## AI Search Experimentation.
Experimenting with different search index for the best results 

In [6]:
from azure.core.credentials import AzureKeyCredential  
from azure.search.documents import SearchClient
from azure.search.documents.models import (
    QueryAnswerType,
    QueryCaptionType,
    QueryType,
    VectorizedQuery   
)
from dotenv import dotenv_values
from langchain_community.embeddings import HuggingFaceEmbeddings

In [5]:
#import cosmos db credentials 
config = dotenv_values('credential.env')
ai_search_location = config['ai_search_location']
ai_search_key = config['ai_search_key']
ai_search_url = config['ai_search_url']
ai_search_index = 'oewg-speech-meeeting-index'
ai_search_name = 'oewg-meeting'
embedding_length = 768
cog_search_cred = AzureKeyCredential(ai_search_key)

In [7]:
#convert data to vector embeddings
def generate_embeddings(text):
    embedding_model = HuggingFaceEmbeddings(model_name="sentence-transformers/all-mpnet-base-v2")
    embeddings = embedding_model.embed_query(text)
    return embeddings

In [13]:
search_word= 'Russia'

In [8]:
question = generate_embeddings('Russia')

  from .autonotebook import tqdm as notebook_tqdm


In [11]:
#vector search
search_client = SearchClient(ai_search_url, ai_search_index, AzureKeyCredential(ai_search_key))  
vector_query = VectorizedQuery(vector=question, 
                               k_nearest_neighbors=3, 
                               fields="SpeakerEmbeddings")

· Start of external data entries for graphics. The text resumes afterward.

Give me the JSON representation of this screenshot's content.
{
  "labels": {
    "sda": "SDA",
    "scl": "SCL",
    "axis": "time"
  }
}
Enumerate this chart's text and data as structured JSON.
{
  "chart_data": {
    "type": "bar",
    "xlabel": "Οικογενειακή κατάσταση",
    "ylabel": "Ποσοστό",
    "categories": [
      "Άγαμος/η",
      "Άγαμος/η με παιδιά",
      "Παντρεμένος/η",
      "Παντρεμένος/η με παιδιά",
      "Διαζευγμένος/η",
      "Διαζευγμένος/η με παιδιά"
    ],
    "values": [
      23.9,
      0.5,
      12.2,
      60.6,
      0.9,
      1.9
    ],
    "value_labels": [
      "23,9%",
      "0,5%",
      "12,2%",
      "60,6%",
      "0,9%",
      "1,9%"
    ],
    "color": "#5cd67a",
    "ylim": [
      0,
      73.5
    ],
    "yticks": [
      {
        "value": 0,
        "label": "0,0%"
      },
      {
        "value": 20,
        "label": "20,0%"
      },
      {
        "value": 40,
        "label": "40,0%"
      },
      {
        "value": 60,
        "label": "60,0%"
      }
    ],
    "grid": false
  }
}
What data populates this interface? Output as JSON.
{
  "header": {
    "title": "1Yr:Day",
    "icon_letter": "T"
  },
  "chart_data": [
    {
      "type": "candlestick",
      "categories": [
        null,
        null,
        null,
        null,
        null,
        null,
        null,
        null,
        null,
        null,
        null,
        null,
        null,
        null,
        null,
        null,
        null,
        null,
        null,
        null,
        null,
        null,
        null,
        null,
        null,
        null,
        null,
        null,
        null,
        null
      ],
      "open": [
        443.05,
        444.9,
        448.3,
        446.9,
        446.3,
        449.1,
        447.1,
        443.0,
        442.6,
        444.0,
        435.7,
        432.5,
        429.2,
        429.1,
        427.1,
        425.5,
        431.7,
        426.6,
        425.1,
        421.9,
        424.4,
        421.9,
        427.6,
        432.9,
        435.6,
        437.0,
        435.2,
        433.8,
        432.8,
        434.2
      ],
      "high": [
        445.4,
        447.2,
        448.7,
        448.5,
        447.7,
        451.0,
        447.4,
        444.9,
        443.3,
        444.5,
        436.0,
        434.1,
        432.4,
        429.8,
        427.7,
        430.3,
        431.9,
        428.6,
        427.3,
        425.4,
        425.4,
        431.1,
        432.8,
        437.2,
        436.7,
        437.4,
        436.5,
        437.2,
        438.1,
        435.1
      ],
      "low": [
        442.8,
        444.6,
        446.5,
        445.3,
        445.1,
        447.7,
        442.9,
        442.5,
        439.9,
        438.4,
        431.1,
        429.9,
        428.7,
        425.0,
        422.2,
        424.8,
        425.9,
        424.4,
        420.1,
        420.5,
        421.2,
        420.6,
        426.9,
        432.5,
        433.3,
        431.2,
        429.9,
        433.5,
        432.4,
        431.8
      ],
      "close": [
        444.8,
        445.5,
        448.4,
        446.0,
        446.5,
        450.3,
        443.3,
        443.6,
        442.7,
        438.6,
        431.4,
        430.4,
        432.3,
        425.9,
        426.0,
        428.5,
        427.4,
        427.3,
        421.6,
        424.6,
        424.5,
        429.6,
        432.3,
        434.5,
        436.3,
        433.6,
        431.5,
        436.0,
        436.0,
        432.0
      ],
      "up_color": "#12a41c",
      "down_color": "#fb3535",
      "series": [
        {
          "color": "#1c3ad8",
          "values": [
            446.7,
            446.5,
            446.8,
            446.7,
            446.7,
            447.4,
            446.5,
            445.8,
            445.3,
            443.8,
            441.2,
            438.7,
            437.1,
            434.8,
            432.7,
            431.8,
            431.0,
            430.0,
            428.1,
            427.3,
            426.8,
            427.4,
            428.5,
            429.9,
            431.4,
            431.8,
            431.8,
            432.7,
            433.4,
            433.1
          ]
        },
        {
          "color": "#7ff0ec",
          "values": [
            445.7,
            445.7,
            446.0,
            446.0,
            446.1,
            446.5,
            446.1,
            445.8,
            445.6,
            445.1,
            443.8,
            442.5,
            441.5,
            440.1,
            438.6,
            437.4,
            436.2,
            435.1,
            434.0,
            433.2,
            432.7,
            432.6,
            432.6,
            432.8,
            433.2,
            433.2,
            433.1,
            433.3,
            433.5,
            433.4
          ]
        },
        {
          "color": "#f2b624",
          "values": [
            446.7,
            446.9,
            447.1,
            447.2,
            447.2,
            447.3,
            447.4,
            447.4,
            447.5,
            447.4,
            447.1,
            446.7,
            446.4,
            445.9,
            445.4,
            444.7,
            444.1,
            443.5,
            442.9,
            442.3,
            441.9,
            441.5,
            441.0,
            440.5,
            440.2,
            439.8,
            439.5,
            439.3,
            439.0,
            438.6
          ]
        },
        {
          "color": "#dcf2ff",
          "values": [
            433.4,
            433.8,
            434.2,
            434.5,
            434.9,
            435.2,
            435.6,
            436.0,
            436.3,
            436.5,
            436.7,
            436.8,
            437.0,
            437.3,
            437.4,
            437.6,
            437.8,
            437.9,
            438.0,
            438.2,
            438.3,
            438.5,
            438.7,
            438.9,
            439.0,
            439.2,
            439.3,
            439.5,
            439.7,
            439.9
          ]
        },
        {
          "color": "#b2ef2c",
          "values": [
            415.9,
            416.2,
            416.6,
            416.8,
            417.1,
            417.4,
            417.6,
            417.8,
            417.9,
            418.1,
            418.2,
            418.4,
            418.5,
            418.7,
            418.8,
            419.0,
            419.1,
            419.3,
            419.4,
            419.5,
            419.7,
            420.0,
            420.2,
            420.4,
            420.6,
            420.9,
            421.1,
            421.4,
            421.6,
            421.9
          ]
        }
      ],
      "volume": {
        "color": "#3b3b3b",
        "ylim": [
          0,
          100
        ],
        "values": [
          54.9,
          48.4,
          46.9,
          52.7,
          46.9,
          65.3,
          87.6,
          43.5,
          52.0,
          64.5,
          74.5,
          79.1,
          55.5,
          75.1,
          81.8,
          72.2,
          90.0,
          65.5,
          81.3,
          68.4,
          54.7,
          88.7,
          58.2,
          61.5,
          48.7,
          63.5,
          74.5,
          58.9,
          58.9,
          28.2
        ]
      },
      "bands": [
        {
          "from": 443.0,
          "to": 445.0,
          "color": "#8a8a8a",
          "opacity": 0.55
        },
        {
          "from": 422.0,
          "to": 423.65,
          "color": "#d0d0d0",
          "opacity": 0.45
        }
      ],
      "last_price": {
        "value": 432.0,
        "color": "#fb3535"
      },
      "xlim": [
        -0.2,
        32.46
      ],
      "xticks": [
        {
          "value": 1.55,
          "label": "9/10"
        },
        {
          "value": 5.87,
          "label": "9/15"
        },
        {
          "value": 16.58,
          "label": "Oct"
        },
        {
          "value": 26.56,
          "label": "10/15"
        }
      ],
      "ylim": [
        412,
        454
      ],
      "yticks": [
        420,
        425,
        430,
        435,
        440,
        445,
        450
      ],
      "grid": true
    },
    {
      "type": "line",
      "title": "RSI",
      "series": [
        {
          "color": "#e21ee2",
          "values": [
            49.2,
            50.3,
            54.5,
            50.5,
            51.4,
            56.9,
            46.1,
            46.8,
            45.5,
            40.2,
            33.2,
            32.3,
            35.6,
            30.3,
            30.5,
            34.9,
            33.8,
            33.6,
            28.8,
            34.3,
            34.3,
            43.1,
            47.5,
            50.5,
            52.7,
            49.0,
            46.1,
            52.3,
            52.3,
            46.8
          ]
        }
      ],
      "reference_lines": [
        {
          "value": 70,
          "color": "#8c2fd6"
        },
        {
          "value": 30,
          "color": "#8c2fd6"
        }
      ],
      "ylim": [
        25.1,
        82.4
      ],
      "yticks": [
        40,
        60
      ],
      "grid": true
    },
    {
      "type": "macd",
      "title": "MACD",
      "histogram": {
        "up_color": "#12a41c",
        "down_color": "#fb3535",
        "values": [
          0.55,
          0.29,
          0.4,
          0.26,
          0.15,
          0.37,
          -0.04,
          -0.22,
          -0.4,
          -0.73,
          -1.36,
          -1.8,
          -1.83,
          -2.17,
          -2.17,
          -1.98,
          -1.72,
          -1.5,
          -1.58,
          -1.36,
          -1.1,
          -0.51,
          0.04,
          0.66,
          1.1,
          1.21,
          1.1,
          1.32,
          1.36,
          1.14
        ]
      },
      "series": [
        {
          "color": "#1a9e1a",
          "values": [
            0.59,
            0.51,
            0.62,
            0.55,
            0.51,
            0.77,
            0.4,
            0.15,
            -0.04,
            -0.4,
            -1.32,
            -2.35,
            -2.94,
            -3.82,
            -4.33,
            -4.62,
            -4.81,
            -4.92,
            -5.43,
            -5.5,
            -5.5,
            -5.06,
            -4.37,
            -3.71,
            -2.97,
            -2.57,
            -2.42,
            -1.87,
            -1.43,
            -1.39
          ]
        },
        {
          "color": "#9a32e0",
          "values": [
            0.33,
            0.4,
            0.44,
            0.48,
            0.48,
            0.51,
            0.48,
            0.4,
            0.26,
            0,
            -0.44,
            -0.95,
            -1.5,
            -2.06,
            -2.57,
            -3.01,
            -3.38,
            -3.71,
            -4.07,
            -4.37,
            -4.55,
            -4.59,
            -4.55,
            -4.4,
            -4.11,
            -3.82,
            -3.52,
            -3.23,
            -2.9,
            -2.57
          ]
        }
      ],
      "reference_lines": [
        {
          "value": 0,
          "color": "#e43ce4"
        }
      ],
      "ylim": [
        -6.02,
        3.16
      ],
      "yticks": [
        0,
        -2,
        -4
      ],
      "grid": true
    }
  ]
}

results = search_client.search(  
    search_text=None,  
    vector_queries=[vector_query],
    select=["Speaker", "Text","Meeting", "Session"],
    top=5
)  
  
for result in results:  
    print(f"Score: {result['@search.score']}")  
    print(f"Captions: {result['@search.captions']}")  
    print(f"Highlights: {result['@search.highlights']}")  
    print(f"Text: {result['Text']}\n")  
    print(f"Country: {result['Speaker']}\n")  
    print(f"Meeting: {result['Meeting']}\n")  
    print(f"Session: {result['Session']}\n")  
    print("###############################") 

Score: 1.0000001
Captions: None
Highlights: None
Text: space for undertaking military activity With a view to ensuring their dominance And prevalence superiority. There is a need as an intermediary measure to affirm the predominance Of the existing and enforce international legal norms and principles Regulating activities in space. First and foremost, the 1967 Space Treaty And the resolution of the first UN General Assembly Special Session on Disarmament of 1978 Ssot 1As well as a series of other documents which we have made reference to yesterday morning. At

Country: Russia

Meeting: 5

Session: 3

###############################
Score: 1.0000001
Captions: None
Highlights: None
Text: to provide its recommendations to the UNGA. Moreover, within that Commission Next year, for example, there is a plan for the review of the UN Secretary General's report. Which is in the near future to be prepared, pursuant to resolution the Union can resolution On transparency and confidence building mea

In [16]:
#hybrid search - vector field : Text embeddings
search_client = SearchClient(ai_search_url, ai_search_index, AzureKeyCredential(ai_search_key))  
vector_query = VectorizedQuery(vector=question, 
                               k_nearest_neighbors=3, 
                               fields="TextEmbeddings")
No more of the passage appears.